兩人有些旁若無人地聊著天,把周圍人都看傻了眼。
陸書記有些啞然道︰“許書記,你和藥書記家女兒認識?”
“呃……我們……”許灼一時間不知道怎麼說。
藥染塵道︰“許老師就是《海城舊事》的作者和總策劃啊,我在江電工作,不是隔一段時間就要出差去易城嘛,就是去雙橋巷找許老師催稿。”
“《海城舊事》?!”
一瞬間,整個公社落針可聞。
這事兒翟立森也是頭回知道。
他都以為自己听錯了。
和大部分人一樣,他只知道小許挺有能力的,寫文章也不錯,場面話也能回答得上來,但其余的知道的真不多。
可這還不夠嗎?
哪個十六歲的孩子,可以做到這些?
“見笑了,見笑了……”許灼尷尬地回道,還白了藥染塵一眼。
藥染塵卻很開心。
眾人驚嘆過後,看許灼的眼神不一樣了。
姑甦這地方,重文風氣勝過易城。
許灼說自己是當官的,本地人可能也就那樣。
但你要說你是作家,書法家,文學家,藝術家,那看你眼神就兩樣了。
當然,要是去西北那樣的地方,大家都覺得你是矯情家。
面朝黃土背朝天的地方,和自古以來士大夫風氣濃郁的地方,完全不一樣。
一陣閑聊過後,藥染塵才知道,許灼就是那個她要陪同的領導,當即開心壞了,陸書記見狀,私底下也拉著翟立森聊了聊,把二ど二後面空間讓給這兩個,翟立森當然不會不識趣,他只是有些擔心許灼身體。
“你怎麼在家,我還以為以一直在江電。

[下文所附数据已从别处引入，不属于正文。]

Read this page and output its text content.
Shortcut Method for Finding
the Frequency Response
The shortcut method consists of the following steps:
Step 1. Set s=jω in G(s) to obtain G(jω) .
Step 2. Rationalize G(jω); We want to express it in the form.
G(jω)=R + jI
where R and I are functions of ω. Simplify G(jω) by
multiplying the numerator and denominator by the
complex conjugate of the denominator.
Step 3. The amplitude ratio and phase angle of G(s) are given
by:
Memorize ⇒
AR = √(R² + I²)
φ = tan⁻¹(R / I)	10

”
到了車上,許灼也問出了自己看到藥染塵後最大的疑惑。
藥染塵嘆了口氣,說起了家里的事。
她媽身體不好,靠喝中藥調理,家里就奶奶和她爸,需要人來照顧下媽,她就作了申請回來上班。
江電隔幾天去一次,去那里就是安排工作,審核稿子。
自從上次許灼做的那段劇情餃接上後,那一集最初反響是平平的,甚至領導都覺得不滿意,認為這是工作失誤,不過沒多久,天授村接二連三的事爆出,各大報紙也相繼把這事推到風口浪尖,關于《海城舊事》里提及的那段極為嘲諷的劇情台詞也再次被人拉出,于是這劇又爆火一大截。

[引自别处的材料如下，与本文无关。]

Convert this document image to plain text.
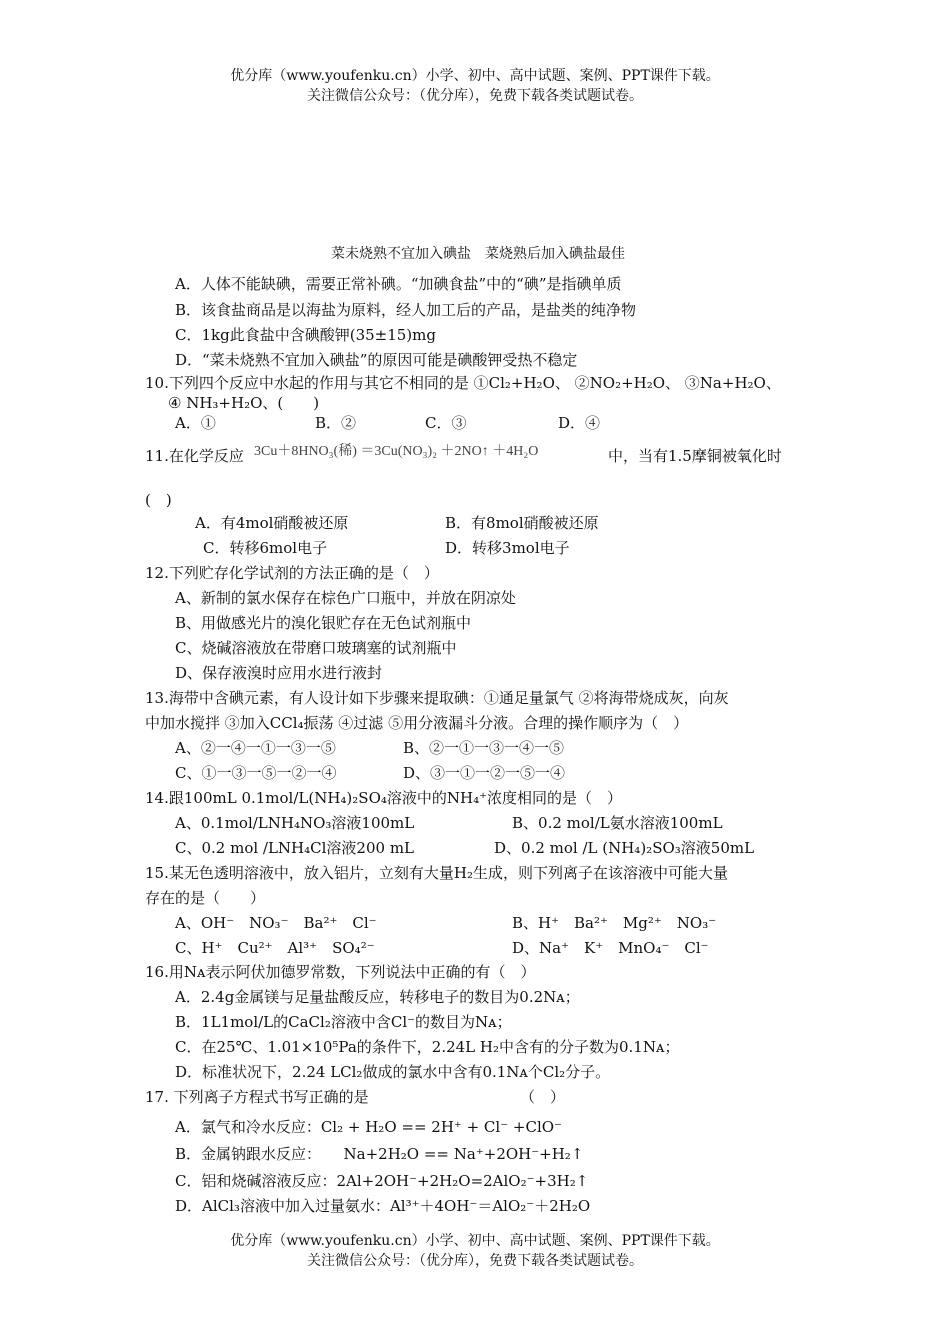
优分库（www.youfenku.cn）小学、初中、高中试题、案例、PPT课件下载。
关注微信公众号：（优分库），免费下载各类试题试卷。
菜未烧熟不宜加入碘盐　菜烧熟后加入碘盐最佳
A．人体不能缺碘，需要正常补碘。“加碘食盐”中的“碘”是指碘单质
B．该食盐商品是以海盐为原料，经人加工后的产品，是盐类的纯净物
C．1kg此食盐中含碘酸钾(35±15)mg
D．“菜未烧熟不宜加入碘盐”的原因可能是碘酸钾受热不稳定
10.下列四个反应中水起的作用与其它不相同的是 ①Cl₂+H₂O、 ②NO₂+H₂O、 ③Na+H₂O、
④ NH₃+H₂O、(　　)
A．①	B．②	C．③	D．④
11.在化学反应 3Cu＋8HNO₃(稀) ＝3Cu(NO₃)₂ ＋2NO↑ ＋4H₂O	中，当有1.5摩铜被氧化时
(　)
A．有4mol硝酸被还原	B．有8mol硝酸被还原
C．转移6mol电子	D．转移3mol电子
12.下列贮存化学试剂的方法正确的是（　）
A、新制的氯水保存在棕色广口瓶中，并放在阴凉处
B、用做感光片的溴化银贮存在无色试剂瓶中
C、烧碱溶液放在带磨口玻璃塞的试剂瓶中
D、保存液溴时应用水进行液封
13.海带中含碘元素，有人设计如下步骤来提取碘：①通足量氯气 ②将海带烧成灰，向灰
中加水搅拌 ③加入CCl₄振荡 ④过滤 ⑤用分液漏斗分液。合理的操作顺序为（　）
A、②一④一①一③一⑤	B、②一①一③一④一⑤
C、①一③一⑤一②一④	D、③一①一②一⑤一④
14.跟100mL 0.1mol/L(NH₄)₂SO₄溶液中的NH₄⁺浓度相同的是（　）
A、0.1mol/LNH₄NO₃溶液100mL	B、0.2 mol/L氨水溶液100mL
C、0.2 mol /LNH₄Cl溶液200 mL	D、0.2 mol /L (NH₄)₂SO₃溶液50mL
15.某无色透明溶液中，放入铝片，立刻有大量H₂生成，则下列离子在该溶液中可能大量
存在的是（　　）
A、OH⁻　NO₃⁻　Ba²⁺　Cl⁻	B、H⁺　Ba²⁺　Mg²⁺　NO₃⁻
C、H⁺　Cu²⁺　Al³⁺　SO₄²⁻	D、Na⁺　K⁺　MnO₄⁻　Cl⁻
16.用Nᴀ表示阿伏加德罗常数，下列说法中正确的有（　）
A．2.4g金属镁与足量盐酸反应，转移电子的数目为0.2Nᴀ；
B．1L1mol/L的CaCl₂溶液中含Cl⁻的数目为Nᴀ；
C．在25℃、1.01×10⁵Pa的条件下，2.24L H₂中含有的分子数为0.1Nᴀ；
D．标准状况下，2.24 LCl₂做成的氯水中含有0.1Nᴀ个Cl₂分子。
17. 下列离子方程式书写正确的是	（　）
A．氯气和冷水反应：Cl₂ + H₂O == 2H⁺ + Cl⁻ +ClO⁻
B．金属钠跟水反应：　　Na+2H₂O == Na⁺+2OH⁻+H₂↑
C．铝和烧碱溶液反应：2Al+2OH⁻+2H₂O=2AlO₂⁻+3H₂↑
D．AlCl₃溶液中加入过量氨水：Al³⁺＋4OH⁻＝AlO₂⁻＋2H₂O
优分库（www.youfenku.cn）小学、初中、高中试题、案例、PPT课件下载。
关注微信公众号：（优分库），免费下载各类试题试卷。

火到上面的上面親自下了要求,還有好多人也來信,希望重播這段。
于是,她那段時間為了更好地重播這段,還特地進行了重新制作。
重新制作的效果當然好。
這段都被單獨拿出來,傳遍大江南北,繼續引爆了《海城舊事》的熱度,讓更多一開始不喜歡這劇的人,強忍著頭皮從頭開始听。
江電也推出了關于《海城舊事》的磁帶。
這個磁帶也是藥染塵親自制作的。
當時江電領導給許灼打電話,征求同意,許灼在問完價格後,直接回了句“讓染塵來和我談”便掛了電話,之後藥染塵談之前,領導給了藥染塵相當高的價格,但是許灼卻給了藥染塵更低的價格。
事情談成後,藥染塵的職級蹭蹭飆升兩級。
不過,因為暫時滿編也沒人退休的緣故,藥染塵目前只能擔任單獨項目的主編,允許她單獨成立部門搭建班底。
藥染塵挑了負責自己平日不在時主要運行事務的責編。
再向上面打了個報告,出具證明後,這就回了家。
已經待了相當一段長的時間……
“你媽生什麼病,知道嗎?”
“是蕁麻疹,發燒,渾身出疹子。”
“發燒,出疹子,七天?”
“八天了。”
“這……這會不會不是蕁麻疹?”
“看起來是蕁麻疹啊,讓赤腳醫生來看過了。”
“你們沒中醫嗎?”
“當年都打掉了,現在只有赤腳醫生,藥也是赤腳醫生開的中藥,很多東西家附近都能弄得到,西藥弄不到也不怎麼吃得起。”
“要不待會兒我放你下去吧?”
“不用。”頓了頓,藥染塵無奈道︰“已經到了。”
……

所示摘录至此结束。